As I have suggested in relation to the exhibition Pioneros: Building Cuba’s Socialist Childhood, all of these objects reveal a politicized material culture defined by the state’s infiltration of the domestic sphere.[1] This politicization is observed much more directly, if possible, in the awards, invitations, and certificates granted to PCC militants; to members of the army, the militia, and the CDRs; to outstanding, overachieving, or internationalist workers; to students of merit; and to any other individuals identified as the political vanguard of Cuban socialist society. These medals and awards are essential to understanding the mechanisms through which the Cuban totalitarianism was legitimized and finally transformed into the single party system and market economy that now organizes life in the country. Once proudly treasured by their recipients, they are now sold in the Plaza de Armas and other markets of vintage souvenir trinkets as mementos of a past that preceded the decriminalization of the U.S. dollar and the development of international tourism.

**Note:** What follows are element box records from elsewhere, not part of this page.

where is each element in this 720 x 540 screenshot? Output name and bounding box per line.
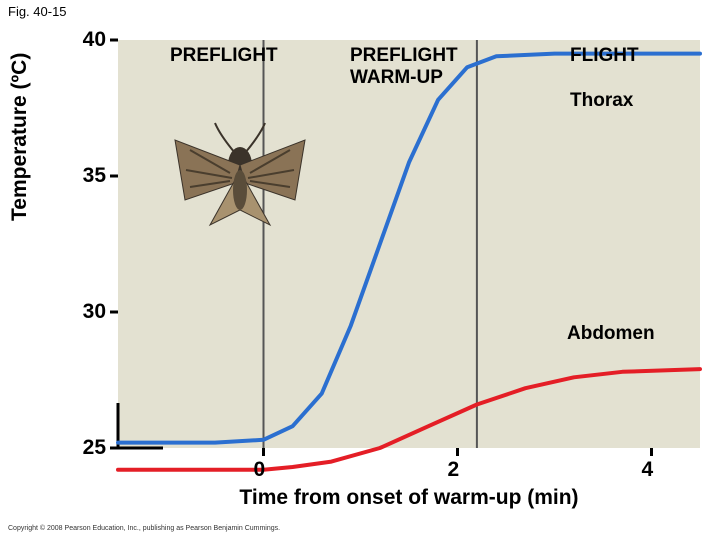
x-tick-label: 0 [254, 458, 266, 482]
phase-label: FLIGHT [570, 45, 720, 67]
y-tick-label: 25 [83, 436, 106, 460]
phase-label: PREFLIGHT WARM-UP [350, 45, 500, 89]
series-label: Thorax [570, 90, 633, 112]
copyright-text: Copyright © 2008 Pearson Education, Inc.… [8, 525, 280, 532]
y-tick-label: 35 [83, 164, 106, 188]
y-tick-label: 30 [83, 300, 106, 324]
y-tick-label: 40 [83, 28, 106, 52]
x-tick-label: 2 [448, 458, 460, 482]
x-tick-label: 4 [642, 458, 654, 482]
x-axis-label: Time from onset of warm-up (min) [118, 486, 700, 510]
y-axis-label: Temperature (ºC) [8, 191, 32, 221]
series-label: Abdomen [567, 323, 655, 345]
moth-illustration [160, 115, 320, 245]
phase-label: PREFLIGHT [170, 45, 320, 67]
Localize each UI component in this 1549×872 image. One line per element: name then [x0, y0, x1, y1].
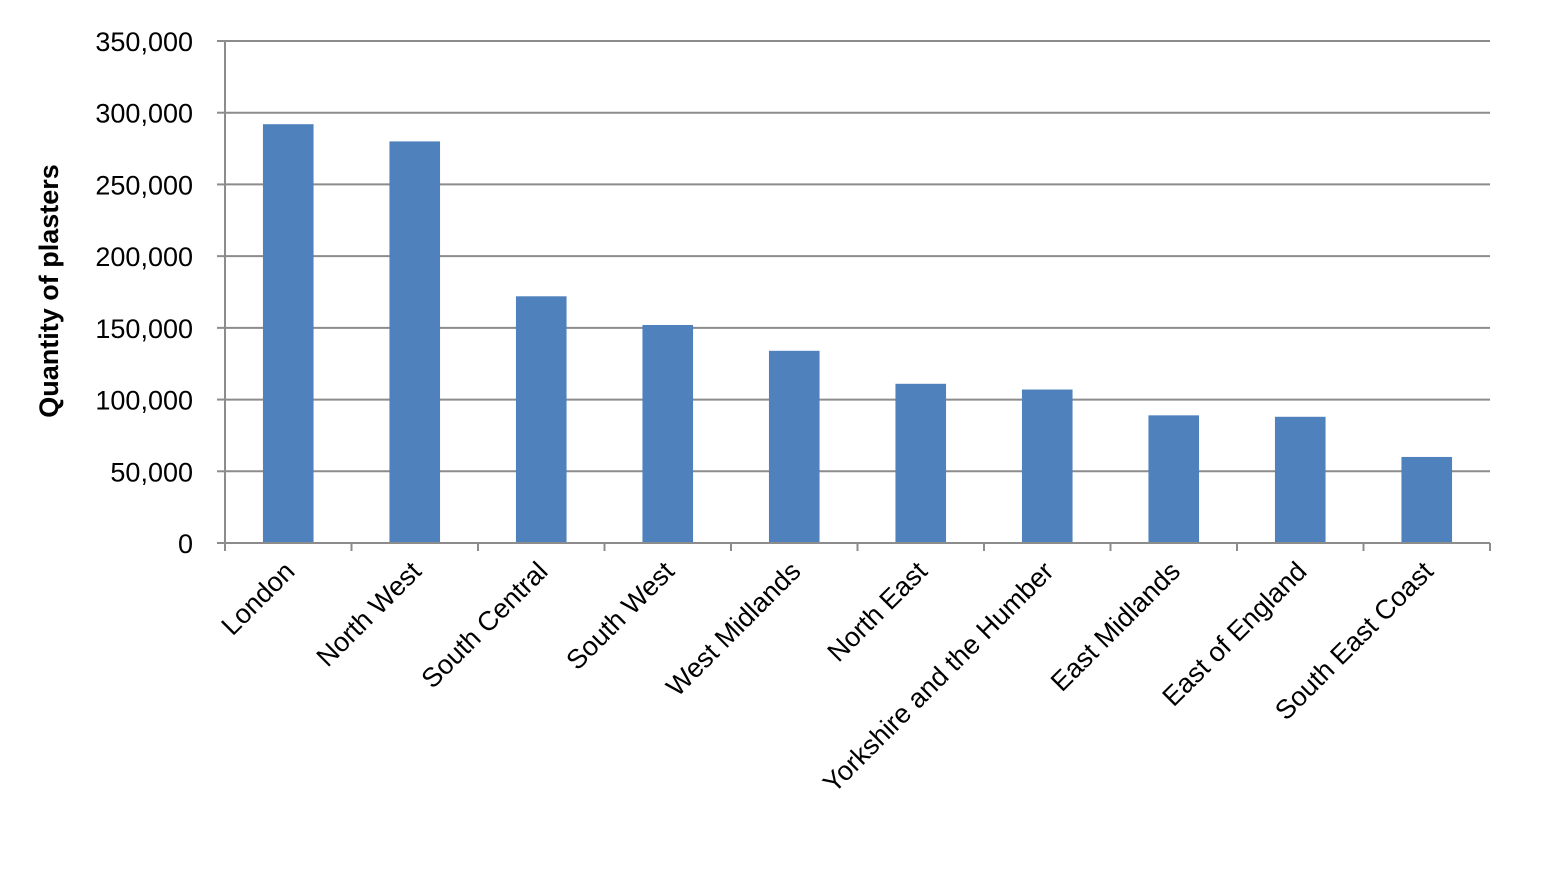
y-tick-label: 300,000	[95, 99, 193, 129]
x-tick-label: South West	[560, 556, 680, 676]
y-tick-label: 50,000	[110, 457, 193, 487]
y-tick-label: 350,000	[95, 27, 193, 57]
y-tick-label: 200,000	[95, 242, 193, 272]
x-tick-label: South Central	[416, 556, 554, 694]
x-tick-label: West Midlands	[660, 556, 806, 702]
bar	[642, 324, 694, 543]
y-tick-label: 0	[178, 529, 193, 559]
bar	[1148, 415, 1200, 543]
y-tick-labels: 0 50,000 100,000 150,000 200,000 250,000 300,0…	[95, 27, 193, 559]
x-tick-label: East Midlands	[1045, 556, 1186, 697]
bar	[262, 124, 314, 543]
y-axis-title: Quantity of plasters	[34, 164, 64, 418]
bar	[1401, 456, 1453, 543]
bar	[1274, 416, 1326, 543]
x-tick-label: North West	[311, 556, 428, 673]
bar	[389, 141, 441, 543]
bars	[262, 124, 1453, 543]
y-tick-label: 100,000	[95, 386, 193, 416]
bar	[895, 383, 947, 543]
y-tick-label: 250,000	[95, 170, 193, 200]
axes	[217, 40, 1491, 551]
bar	[1021, 389, 1073, 543]
bar	[768, 350, 820, 543]
x-tick-label: North East	[822, 556, 934, 668]
x-tick-label: London	[216, 556, 301, 641]
x-tick-label: Yorkshire and the Humber	[817, 556, 1059, 798]
y-tick-label: 150,000	[95, 314, 193, 344]
bar	[515, 296, 567, 543]
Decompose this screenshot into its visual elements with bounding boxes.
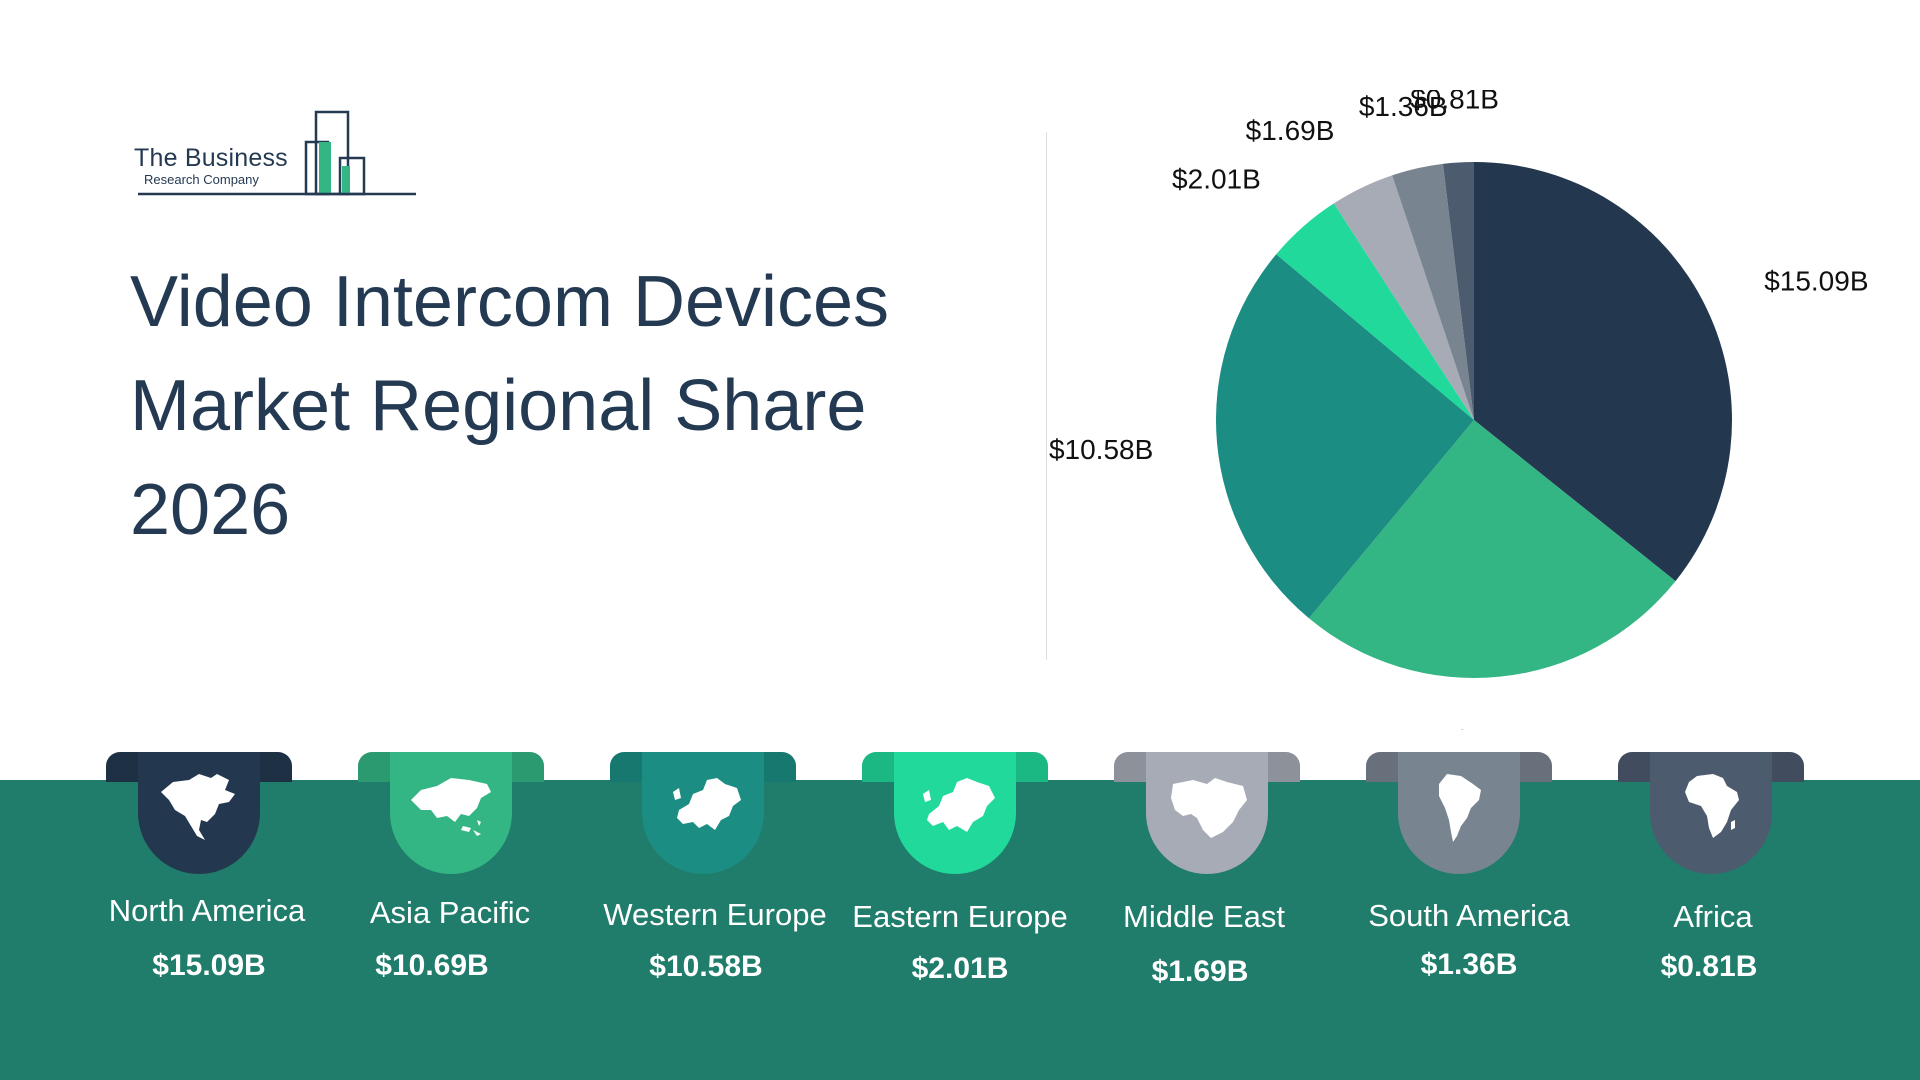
- pie-data-label: $0.81B: [1410, 90, 1499, 115]
- pie-slice-western-europe: [1215, 254, 1474, 619]
- south-america-map-icon: [1439, 774, 1481, 842]
- region-badge: [642, 752, 764, 874]
- region-value: $1.36B: [1420, 948, 1518, 981]
- pie-data-label: $15.09B: [1764, 266, 1868, 297]
- region-value: $10.58B: [649, 950, 763, 983]
- pie-slice-asia-pacific: [1308, 420, 1676, 679]
- pie-data-label: $1.36B: [1359, 91, 1448, 122]
- region-name: Africa: [1673, 899, 1753, 934]
- region-name: South America: [1368, 898, 1570, 933]
- pie-data-label: $2.01B: [1172, 164, 1261, 195]
- region-value: $10.69B: [375, 949, 489, 982]
- company-logo: The Business Research Company: [134, 108, 420, 198]
- region-badge: [1398, 752, 1520, 874]
- region-name: North America: [108, 893, 306, 928]
- region-name: Asia Pacific: [369, 895, 531, 930]
- region-name: Eastern Europe: [852, 899, 1068, 934]
- pie-slice-south-america: [1392, 163, 1474, 420]
- middle-east-map-icon: [1171, 778, 1247, 838]
- region-value: $15.09B: [152, 949, 266, 982]
- region-name: Western Europe: [603, 897, 827, 932]
- eastern-europe-map-icon: [923, 778, 995, 832]
- region-badge: [138, 752, 260, 874]
- western-europe-map-icon: [673, 778, 741, 830]
- pie-slice-north-america: [1474, 162, 1732, 582]
- divider: [1046, 132, 1047, 660]
- asia-pacific-map-icon: [411, 778, 491, 836]
- pie-slice-africa: [1442, 162, 1474, 420]
- pie-data-label: $10.69B: [1454, 725, 1558, 730]
- region-value: $1.69B: [1151, 955, 1249, 988]
- region-value: $0.81B: [1660, 950, 1758, 983]
- region-badge: [894, 752, 1016, 874]
- region-badge: [390, 752, 512, 874]
- page-title: Video Intercom Devices Market Regional S…: [130, 262, 890, 550]
- africa-map-icon: [1685, 774, 1739, 838]
- pie-slice-middle-east: [1333, 175, 1474, 420]
- pie-data-label: $10.58B: [1049, 434, 1153, 465]
- region-badge: [1650, 752, 1772, 874]
- logo-subtitle: Research Company: [144, 172, 259, 187]
- pie-chart: $15.09B $10.69B $10.58B $2.01B $1.69B $1.36B$…: [1049, 90, 1869, 730]
- north-america-map-icon: [161, 774, 235, 840]
- pie-labels: $15.09B $10.69B $10.58B $2.01B $1.69B $1.36B$…: [1049, 90, 1869, 730]
- region-name: Middle East: [1123, 899, 1285, 934]
- logo-name: The Business: [134, 144, 288, 172]
- region-badge: [1146, 752, 1268, 874]
- pie-slice-eastern-europe: [1276, 203, 1474, 420]
- pie-slices: [1215, 162, 1732, 679]
- city-buildings-logo-icon: [138, 110, 416, 196]
- region-value: $2.01B: [911, 952, 1009, 985]
- pie-data-label: $1.69B: [1246, 115, 1335, 146]
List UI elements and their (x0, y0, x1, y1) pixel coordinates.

This effort to document the material dynamics of Cuba’s most recent past, which drives the Cuba Material collection, both benefits from and competes with the dismantling of the materiality of socialism that has been occurring in recent years on the island. These material residues, which continue to crowd domestic spaces, now for sale in real and virtual secondhand markets or used to decorate paladares (or privately owned restaurants), are one of the most important resources we, as researchers, have to document and understand the Cuban state socialist regime.

Near the State Theater in Prague, halfway between the Wenceslas Square and the Old Town Astronomical Clock, in a wing of the second floor of a majestic building, is the Czech Museum of Communism, one of many museums of its kind erected in the metropolises of Eastern Europe. Much criticized by academics, this dusty depository of old objects--Manichaean and surreal, mercantilist and mournful--is almost all that remains of a country that disappeared after the fall of the Berlin Wall and whose capital now prospers, invigorated by the touristic appeal of its Gothic architecture and interwar modernist buildings. I want to think that the digital archive Cuba Material and the boxes and albums that fill the closets in New Jersey and Havana where I keep the homonymous collection are the seeds of a future Museum of Cuban Socialism. While this project solidifies, these objects remind us that Icarus, besides being a mythological character, was also a Hungarian bus that circulated in Cuba, and that beans were not always sold in bulk at Cuban stores.

 

A version of this text was published in Art OnCuba 13 (2016): 82-85.

[1] On September 17, 2015, Parsons School of Design unveiled this exposition, curated by María A. Cabrera Arús and Meyken Barreto in the Arnold and Sheila Aronson Gallery.

 

 

Foto: “Havana family celebrating the arrival of La Caravana de Libertad (The Caravan of Freedom) to Havana, with Fidel Castro at the head of the rebel army." January 8, 1959. Photo from the author’s personal collection.